The first rule is like this: an array of any multibyte structures is slower than a structure of multiple arrays of byte-long elements. In other words, use byte-planes instead of actual contiguous structures if at all possible. This will practically eliminate the need for most usage of the indexed-indirect addressing mode (y-indexing off a zero-page address-pair-pointer) because each array will start at a non-relocatable absolute address and use either x or y as the index. The limitation of this optimization is that it requires that there be an array dimension between 1 and 256 elements. An example of this is that a 16-bit integer is a multibyte structure of a high-byte and a low-byte. To make a 128 element array of 16-bit integers you convert it to two 128-element arrays of bytes: an array of high-bytes and an array of low-bytes. This also eliminates the need for multiplying indexes by a scale factor based on the size of the element because in a byte-plane each byte is 1 unit in length, essentially allowing you to multiply only by 1.

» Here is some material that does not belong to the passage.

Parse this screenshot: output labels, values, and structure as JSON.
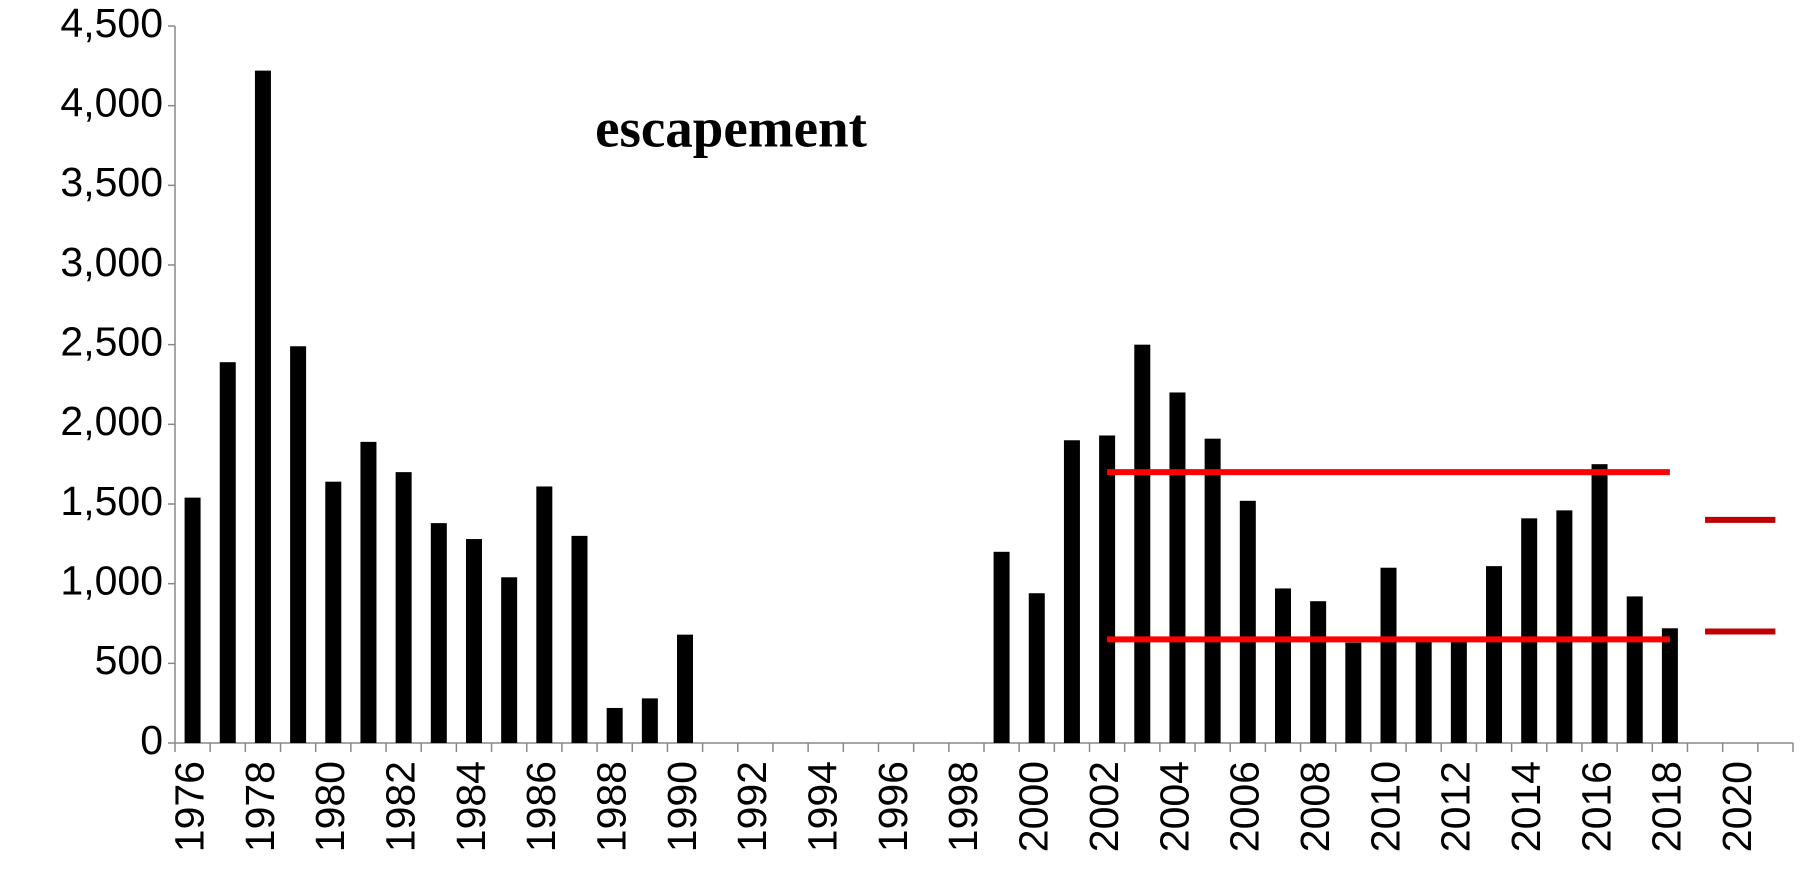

The second rule is a suggestion: address the zero-page as 128 general-purpose registers of 16-bits each that can be subdivided into 2 subregisters of one byte each. Zero page is used mostly in 16-bit aligned pairs for pointer contents when indexed-indirect addressing cannot be avoided. In the same way in the early Intel 8086 machines (whose legacy is still recognized in modern x86 chips), the AH and AL subregisters constituted the high-byte and low-byte contents of the AX register.

Blessings on you for making an 8-bit compiler!